Contact Rebecca Band - firstname.lastname@example.org
Evaluating Gloucestershire Moves: a whole system approach to addressing physical inactivity in Gloucestershire
In Gloucestershire, two thirds of people don’t meet the physical activity recommendations. Active Gloucestershire, a charity based in Gloucester, has secured funding over three years to develop and deliver a whole systems approach to address physical inactivity called Gloucestershire Moves.
Gloucestershire Moves aims to help 30,000 people become active, which is defined as doing 150 minutes or more of activity a week. To achieve this, they want to make physical activity the norm across Gloucestershire. They are targeting the physical environment including transport infrastructure, workplaces, communities and schools. This requires help and support from everyone working in Gloucestershire, including the County Council, the NHS trusts, the voluntary and community sector and citizens themselves.

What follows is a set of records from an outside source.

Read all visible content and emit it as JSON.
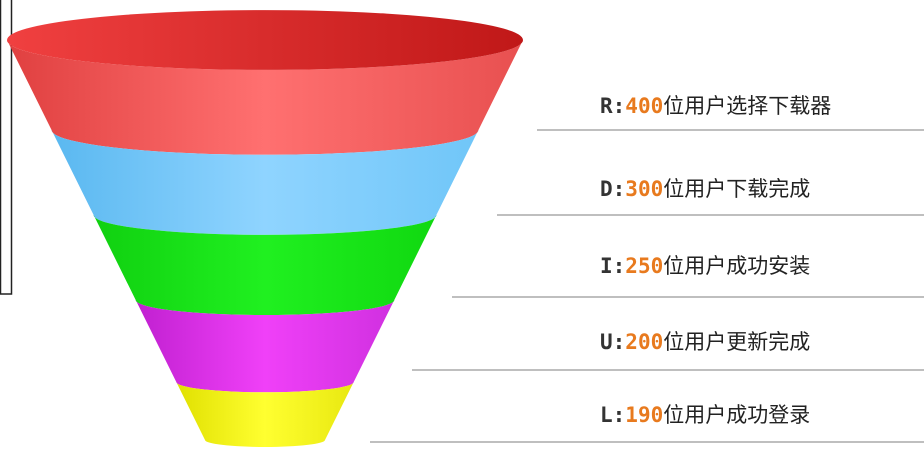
{
  "stages": [
    {
      "letter": "R:",
      "count": 400,
      "text": "位用户选择下载器"
    },
    {
      "letter": "D:",
      "count": 300,
      "text": "位用户下载完成"
    },
    {
      "letter": "I:",
      "count": 250,
      "text": "位用户成功安装"
    },
    {
      "letter": "U:",
      "count": 200,
      "text": "位用户更新完成"
    },
    {
      "letter": "L:",
      "count": 190,
      "text": "位用户成功登录"
    }
  ]
}
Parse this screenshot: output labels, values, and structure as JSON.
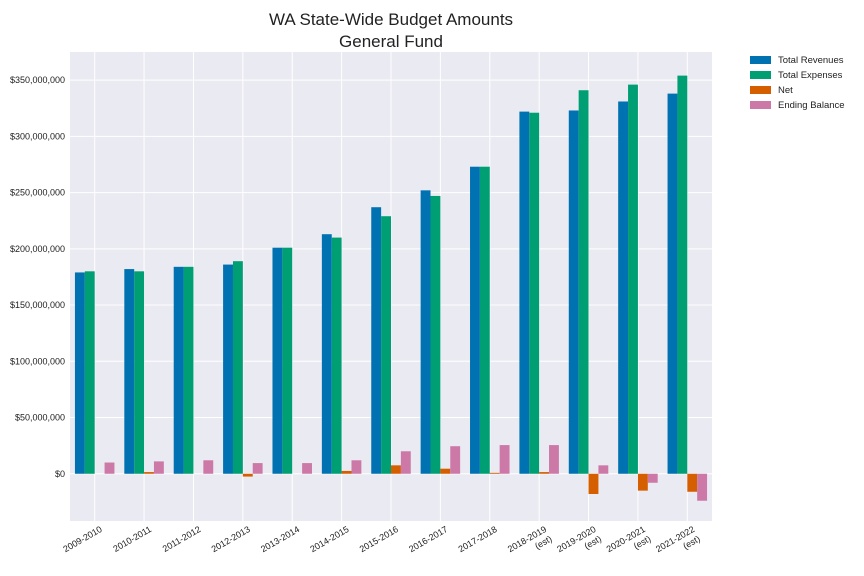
{
  "chart_data": {
    "type": "bar",
    "title": "WA State-Wide Budget Amounts",
    "subtitle": "General Fund",
    "xlabel": "",
    "ylabel": "",
    "categories": [
      [
        "2009-2010"
      ],
      [
        "2010-2011"
      ],
      [
        "2011-2012"
      ],
      [
        "2012-2013"
      ],
      [
        "2013-2014"
      ],
      [
        "2014-2015"
      ],
      [
        "2015-2016"
      ],
      [
        "2016-2017"
      ],
      [
        "2017-2018"
      ],
      [
        "2018-2019",
        "(est)"
      ],
      [
        "2019-2020",
        "(est)"
      ],
      [
        "2020-2021",
        "(est)"
      ],
      [
        "2021-2022",
        "(est)"
      ]
    ],
    "series": [
      {
        "name": "Total Revenues",
        "color": "#0072b2",
        "values": [
          179000000,
          182000000,
          184000000,
          186000000,
          201000000,
          213000000,
          237000000,
          252000000,
          273000000,
          322000000,
          323000000,
          331000000,
          338000000
        ]
      },
      {
        "name": "Total Expenses",
        "color": "#009e73",
        "values": [
          180000000,
          180000000,
          184000000,
          189000000,
          201000000,
          210000000,
          229000000,
          247000000,
          273000000,
          321000000,
          341000000,
          346000000,
          354000000
        ]
      },
      {
        "name": "Net",
        "color": "#d55e00",
        "values": [
          0,
          1500000,
          0,
          -2500000,
          0,
          2500000,
          7500000,
          4500000,
          800000,
          1500000,
          -18000000,
          -15000000,
          -16000000
        ]
      },
      {
        "name": "Ending Balance",
        "color": "#cc79a7",
        "values": [
          10000000,
          11000000,
          12000000,
          9500000,
          9500000,
          12000000,
          20000000,
          24500000,
          25500000,
          25500000,
          7500000,
          -8000000,
          -24000000
        ]
      }
    ],
    "yticks": [
      0,
      50000000,
      100000000,
      150000000,
      200000000,
      250000000,
      300000000,
      350000000
    ],
    "ytick_labels": [
      "$0",
      "$50,000,000",
      "$100,000,000",
      "$150,000,000",
      "$200,000,000",
      "$250,000,000",
      "$300,000,000",
      "$350,000,000"
    ],
    "ylim": [
      -42000000,
      375000000
    ],
    "grid": true,
    "legend_position": "outside-top-right"
  }
}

NIHR CLAHRC West and colleagues from the University of Bristol’s School for Policy Studies are Active Gloucestershire’s evaluation partner for Gloucestershire Moves.
Integrated respiratory services in South Gloucestershire
The North Bristol Lung Centre at Southmead Hospital supports patients with respiratory disease living in South Gloucestershire, including those with chronic obstructive pulmonary disease (COPD), the fifth most common cause of death in the UK.

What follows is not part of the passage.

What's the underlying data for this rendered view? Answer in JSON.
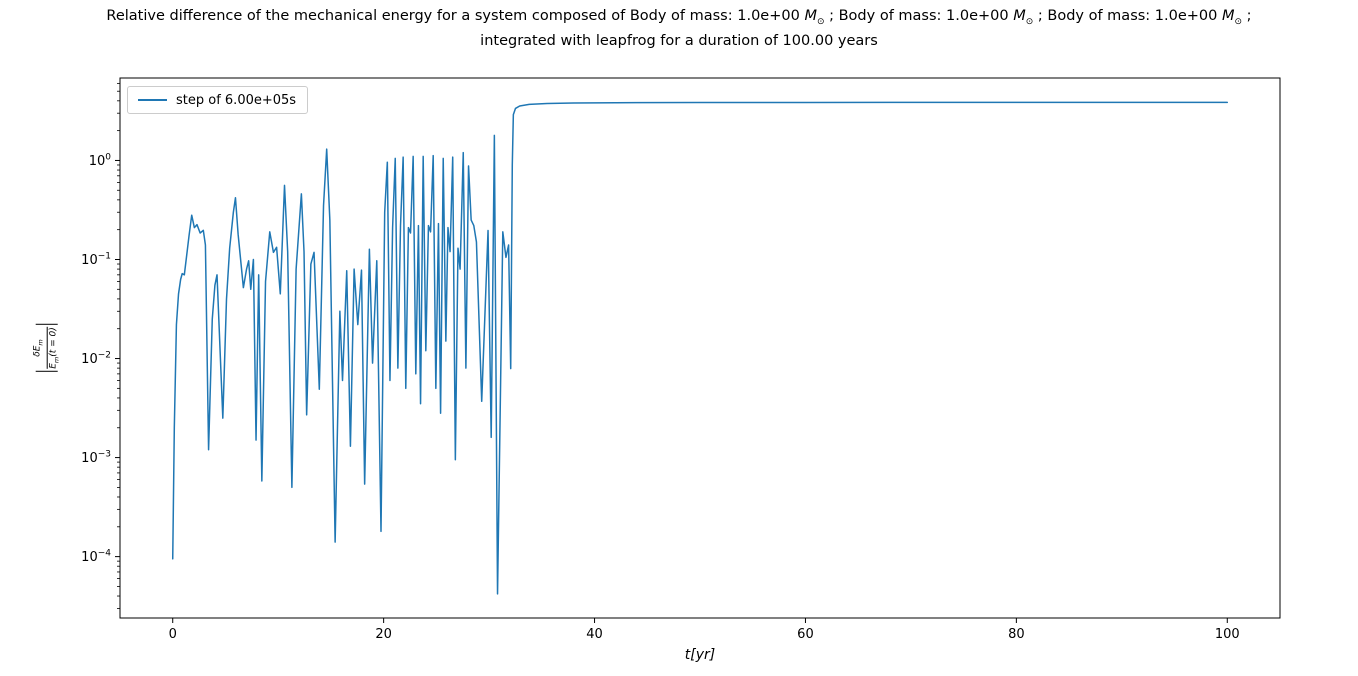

North Bristol NHS Trust, which runs Southmead Hospital, is working with Sirona Care and Health, a community health provider, on an integrated respiratory pathway. This new pathway aims to support and treat more patients in community settings rather than visiting hospital.

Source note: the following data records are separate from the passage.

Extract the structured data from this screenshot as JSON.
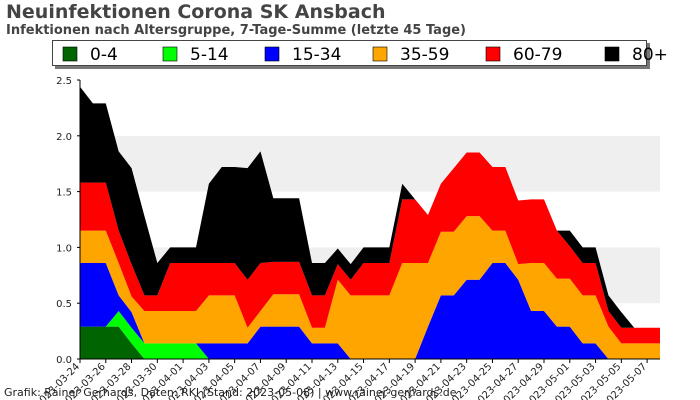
{
  "chart_title": "Neuinfektionen Corona SK Ansbach",
  "chart_subtitle": "Infektionen nach Altersgruppe, 7-Tage-Summe (letzte 45 Tage)",
  "credit": "Grafik: Rainer Gerhards, Daten: RKI (Stand: 2023-05-08) | www.rainer-gerhards.de",
  "chart_data": {
    "type": "area",
    "stacked": true,
    "title": "Neuinfektionen Corona SK Ansbach",
    "subtitle": "Infektionen nach Altersgruppe, 7-Tage-Summe (letzte 45 Tage)",
    "xlabel": "",
    "ylabel": "",
    "ylim": [
      0,
      2.5
    ],
    "yticks": [
      "0.0",
      "0.5",
      "1.0",
      "1.5",
      "2.0",
      "2.5"
    ],
    "grid": "alternating horizontal bands",
    "legend_position": "top",
    "x": [
      "2023-03-24",
      "2023-03-25",
      "2023-03-26",
      "2023-03-27",
      "2023-03-28",
      "2023-03-29",
      "2023-03-30",
      "2023-03-31",
      "2023-04-01",
      "2023-04-02",
      "2023-04-03",
      "2023-04-04",
      "2023-04-05",
      "2023-04-06",
      "2023-04-07",
      "2023-04-08",
      "2023-04-09",
      "2023-04-10",
      "2023-04-11",
      "2023-04-12",
      "2023-04-13",
      "2023-04-14",
      "2023-04-15",
      "2023-04-16",
      "2023-04-17",
      "2023-04-18",
      "2023-04-19",
      "2023-04-20",
      "2023-04-21",
      "2023-04-22",
      "2023-04-23",
      "2023-04-24",
      "2023-04-25",
      "2023-04-26",
      "2023-04-27",
      "2023-04-28",
      "2023-04-29",
      "2023-04-30",
      "2023-05-01",
      "2023-05-02",
      "2023-05-03",
      "2023-05-04",
      "2023-05-05",
      "2023-05-06",
      "2023-05-07",
      "2023-05-08"
    ],
    "tick_labels": [
      "2023-03-24",
      "2023-03-26",
      "2023-03-28",
      "2023-03-30",
      "2023-04-01",
      "2023-04-03",
      "2023-04-05",
      "2023-04-07",
      "2023-04-09",
      "2023-04-11",
      "2023-04-13",
      "2023-04-15",
      "2023-04-17",
      "2023-04-19",
      "2023-04-21",
      "2023-04-23",
      "2023-04-25",
      "2023-04-27",
      "2023-04-29",
      "2023-05-01",
      "2023-05-03",
      "2023-05-05",
      "2023-05-07"
    ],
    "series": [
      {
        "name": "0-4",
        "color": "#006400",
        "values": [
          0.29,
          0.29,
          0.29,
          0.29,
          0.14,
          0,
          0,
          0,
          0,
          0,
          0,
          0,
          0,
          0,
          0,
          0,
          0,
          0,
          0,
          0,
          0,
          0,
          0,
          0,
          0,
          0,
          0,
          0,
          0,
          0,
          0,
          0,
          0,
          0,
          0,
          0,
          0,
          0,
          0,
          0,
          0,
          0,
          0,
          0,
          0,
          0
        ]
      },
      {
        "name": "5-14",
        "color": "#00ff00",
        "values": [
          0,
          0,
          0,
          0.14,
          0.14,
          0.14,
          0.14,
          0.14,
          0.14,
          0.14,
          0,
          0,
          0,
          0,
          0,
          0,
          0,
          0,
          0,
          0,
          0,
          0,
          0,
          0,
          0,
          0,
          0,
          0,
          0,
          0,
          0,
          0,
          0,
          0,
          0,
          0,
          0,
          0,
          0,
          0,
          0,
          0,
          0,
          0,
          0,
          0
        ]
      },
      {
        "name": "15-34",
        "color": "#0000ff",
        "values": [
          0.57,
          0.57,
          0.57,
          0.14,
          0.14,
          0,
          0,
          0,
          0,
          0,
          0.14,
          0.14,
          0.14,
          0.14,
          0.29,
          0.29,
          0.29,
          0.29,
          0.14,
          0.14,
          0.14,
          0,
          0,
          0,
          0,
          0,
          0,
          0.29,
          0.57,
          0.57,
          0.71,
          0.71,
          0.86,
          0.86,
          0.71,
          0.43,
          0.43,
          0.29,
          0.29,
          0.14,
          0.14,
          0,
          0,
          0,
          0,
          0
        ]
      },
      {
        "name": "35-59",
        "color": "#ffa500",
        "values": [
          0.29,
          0.29,
          0.29,
          0.29,
          0.14,
          0.29,
          0.29,
          0.29,
          0.29,
          0.29,
          0.43,
          0.43,
          0.43,
          0.14,
          0.14,
          0.29,
          0.29,
          0.29,
          0.14,
          0.14,
          0.57,
          0.57,
          0.57,
          0.57,
          0.57,
          0.86,
          0.86,
          0.57,
          0.57,
          0.57,
          0.57,
          0.57,
          0.29,
          0.29,
          0.14,
          0.43,
          0.43,
          0.43,
          0.43,
          0.43,
          0.43,
          0.29,
          0.14,
          0.14,
          0.14,
          0.14
        ]
      },
      {
        "name": "60-79",
        "color": "#ff0000",
        "values": [
          0.43,
          0.43,
          0.43,
          0.29,
          0.29,
          0.14,
          0.14,
          0.43,
          0.43,
          0.43,
          0.29,
          0.29,
          0.29,
          0.43,
          0.43,
          0.29,
          0.29,
          0.29,
          0.29,
          0.29,
          0.14,
          0.14,
          0.29,
          0.29,
          0.29,
          0.57,
          0.57,
          0.43,
          0.43,
          0.57,
          0.57,
          0.57,
          0.57,
          0.57,
          0.57,
          0.57,
          0.57,
          0.43,
          0.29,
          0.29,
          0.29,
          0.14,
          0.14,
          0.14,
          0.14,
          0.14
        ]
      },
      {
        "name": "80+",
        "color": "#000000",
        "values": [
          0.86,
          0.71,
          0.71,
          0.71,
          0.86,
          0.71,
          0.29,
          0.14,
          0.14,
          0.14,
          0.71,
          0.86,
          0.86,
          1.0,
          1.0,
          0.57,
          0.57,
          0.57,
          0.29,
          0.29,
          0.14,
          0.14,
          0.14,
          0.14,
          0.14,
          0.14,
          0.0,
          0,
          0,
          0,
          0,
          0,
          0,
          0,
          0,
          0,
          0,
          0,
          0.14,
          0.14,
          0.14,
          0.14,
          0.14,
          0,
          0,
          0
        ]
      }
    ]
  }
}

We are evaluating the effectiveness of the integrated respiratory pathway in treating people in the community. We will compare what happens to patients in South Gloucestershire to those in other areas, including Bristol and North Somerset. We will also look at how North Bristol NHS Trust and Sirona work together and support each other, which could provide an effective blueprint for other healthcare organisations to follow.
CLAHRC West Midlands
Evaluating the Coventry out of hospital care model
CLAHRC theme 4 were commissioned by Coventry Warwickshire Partnership Trust to evaluate the first 18 months of implementation of the Coventry out of hospital care (OOHC) model. The aims were to identify factors of success or otherwise of previous whole system changes, to identify the concepts and assumptions of the OOHC model and to develop a programme change theory in order to provide a framework for subsequent evaluation. Seventeen interviews with staff and documentary analysis were conducted. We found that large-scale change within the NHS is complex, takes time and requires adequate resources. Specialist skills are required for activity and service mapping, IT systems development and workforce strategy, plans and engagement. Realism must be maintained as to what can be achieved within the limitations of time, resources, and organisational readiness. The organisations leading change must not be held as a hostage to fortune by overly ambitious aims and short-term targets.